Even some of Anheuser-Busch's competitors agree that its freshness campaign has had an impact. "We used to have almost a month's worth of Miller and Coors in the warehouse sometimes," says Don Faust Jr., the chief executive of Faust Distributing Company, which distributes products for Anheuser-Busch's archrival, SABMiller, and other companies in Texas. "Now we never have more than 10 to 15 days of inventory."

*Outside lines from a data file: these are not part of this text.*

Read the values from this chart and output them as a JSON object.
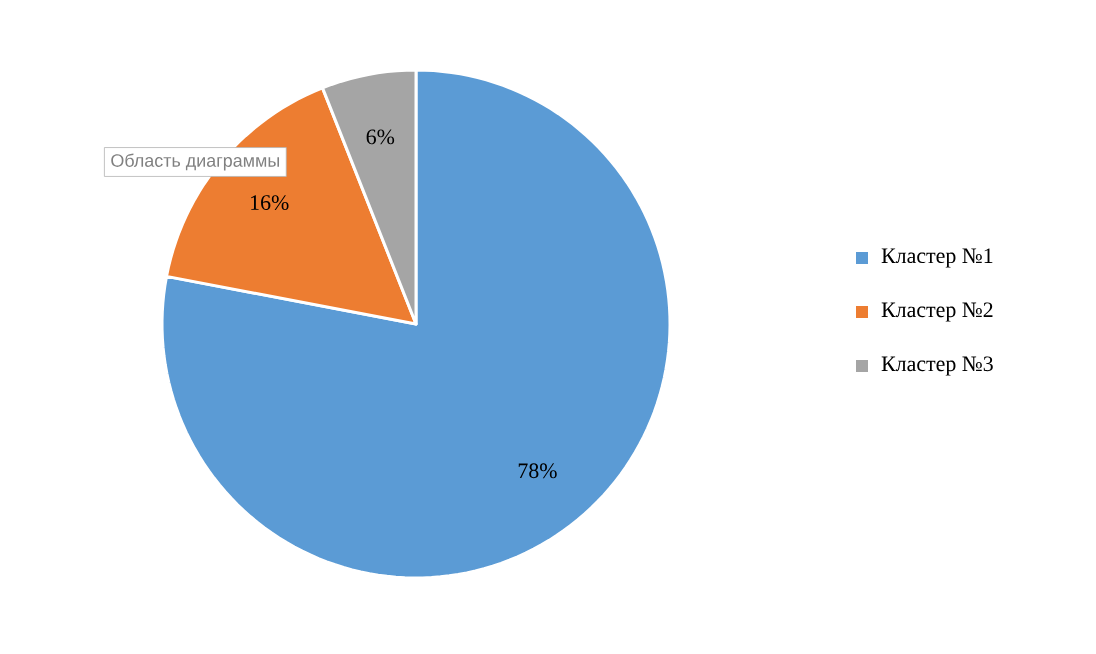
{
  "chart_data": {
    "type": "pie",
    "categories": [
      "Кластер №1",
      "Кластер №2",
      "Кластер №3"
    ],
    "values": [
      78,
      16,
      6
    ],
    "colors": [
      "#5b9bd5",
      "#ed7d31",
      "#a5a5a5"
    ],
    "value_labels": [
      "78%",
      "16%",
      "6%"
    ],
    "legend": "right",
    "annotations": [
      "Область диаграммы"
    ]
  }
}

As our own beer hunt found, the system isn't perfect -- even when there's no code involved. Boston Brewing, the maker of Samuel Adams beers, is among the few that prints clear best-by dates on its labels. (Others that do so include Brooklyn Brewery, Grolsch and St. Pauli Girl.) But one store we visited carried Sam Adams bottles beyond the expiration date. Jim Koch, the company's founder, says that's the whole point of labels anyone can read. "No store is going to always have nothing but fresh beer," he says. "The last line of defense is consumers."
 
As anyone who's ever popped open a "skunky" beer knows, brews do go bad. The primary culprit: oxygen, which binds to the raw materials in beer and alters them, producing off flavors. "It's the same thing you see when you slice open an apple and it's exposed to the air," says William Quilliam, the brewmaster at Coors Brewing

This confirms that they don't know what hops are at Coors. Skunky has nothing to do with oxygen or freshness.

Bottle conditioning yeast will use up the oxygen and extend shelf-life.
 
I once read the histry of Lucky Lager. When they re-started after prohibition, the advertised their dating as a way to prove the beer was aged to it's maximum level of flavor....6 days, minimum?

I will dirnk no beer until it's time! ... (checks watch) ... IT'S TIME!